29th March 2016
As you learn a little more about the services we offer at CRGH, you may hear something about karyomapping and wonder what that is, exactly.
Honestly, we’re very excited to be able to offer this new technique to our fertility treatment patients! Karyomapping is an amazing breakthrough as far as genetic screenings go because it is quick, simple, and allows potential parents that are known to be carriers of an inherited condition the chance to avoid passing that disorder or illness down to their children.
Karyomapping is ideal for a number of people. Couples that already have an affected child, those that already know their family history of a particular disorder, and those that have had their DNA tested to confirm the presence of a defective gene are all good candidates for this technique. Through karyomapping, embryos are screened before implantation in the uterus, a practice called preimplanation genetic diagnosis (PGD).
When couples come to CRGH for fertility treatments, which often involve in vitro fertilisation (IVF), karyomapping and PGD is highly recommended because it helps reduce the chance that a foetus will be affected by a particular genetic disorder and will reduce the risk of miscarriage or failed implantation. In other words, it is linked to more babies!
Karyomapping has a much more generalised application than our highly specialised PGD efforts, which typically look for a specific mutation. With karyomapping, the scope is much broader because it is tracking affected genes throughout a family and can identify more than one inherited condition. Additionally, it will also identify any chromosomal abnormalities that may be present.

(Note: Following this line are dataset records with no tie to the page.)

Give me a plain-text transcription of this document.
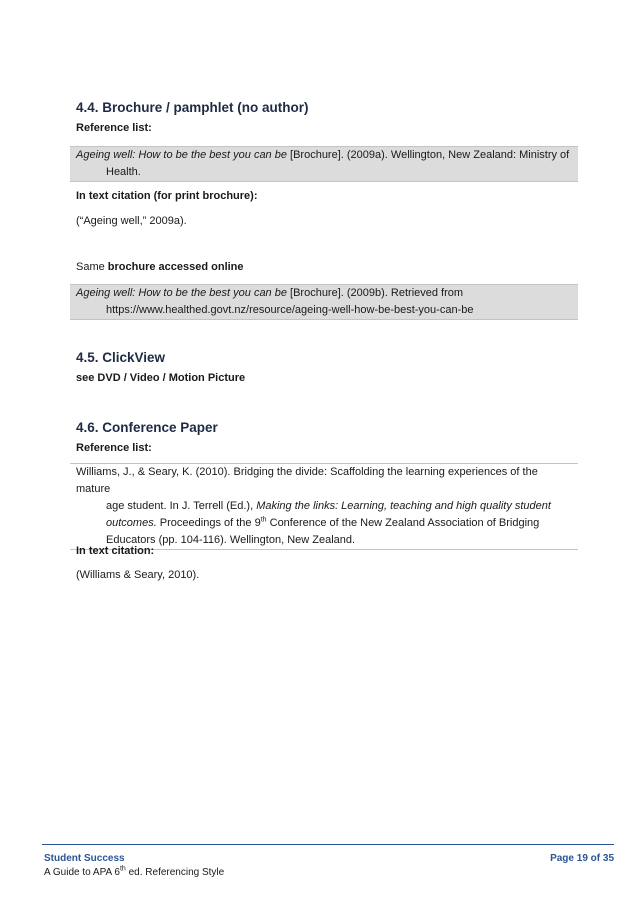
4.4. Brochure / pamphlet (no author)
Reference list:
Ageing well: How to be the best you can be [Brochure]. (2009a). Wellington, New Zealand: Ministry of
Health.
In text citation (for print brochure):
(“Ageing well,” 2009a).
Same brochure accessed online
Ageing well: How to be the best you can be [Brochure]. (2009b). Retrieved from
https://www.healthed.govt.nz/resource/ageing-well-how-be-best-you-can-be
4.5. ClickView
see DVD / Video / Motion Picture
4.6. Conference Paper
Reference list:
Williams, J., & Seary, K. (2010). Bridging the divide: Scaffolding the learning experiences of the mature
age student. In J. Terrell (Ed.), Making the links: Learning, teaching and high quality student
outcomes. Proceedings of the 9th Conference of the New Zealand Association of Bridging
Educators (pp. 104-116). Wellington, New Zealand.
In text citation:
(Williams & Seary, 2010).
Student Success	Page 19 of 35
A Guide to APA 6th ed. Referencing Style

The whole procedure is simple – we’ll take a blood sample or cheek swab from the potential parents as well as any relevant relatives. Relevant relatives may be the couple’s parents or perhaps a child they have that already has a particular disorder. The test looks at about 300,000 different points and finds a ‘fingerprint’ that is unique to chromosomes that carry defective genes. This helps doctors identify those embryos that are more likely to develop into babies with genetic disorders or may have less of a chance of implanting and being carried to term.
It is important to understand that CRGH has an exclusive contract with NHS England to carry out such genetic testing and is fully licensed through the Human Fertilisation and Embryology Authority (HFEA). It is also important to understand that karyomapping and PGD are nothing more than genetic screenings, for diagnostic purposes only – we never alter or change genes.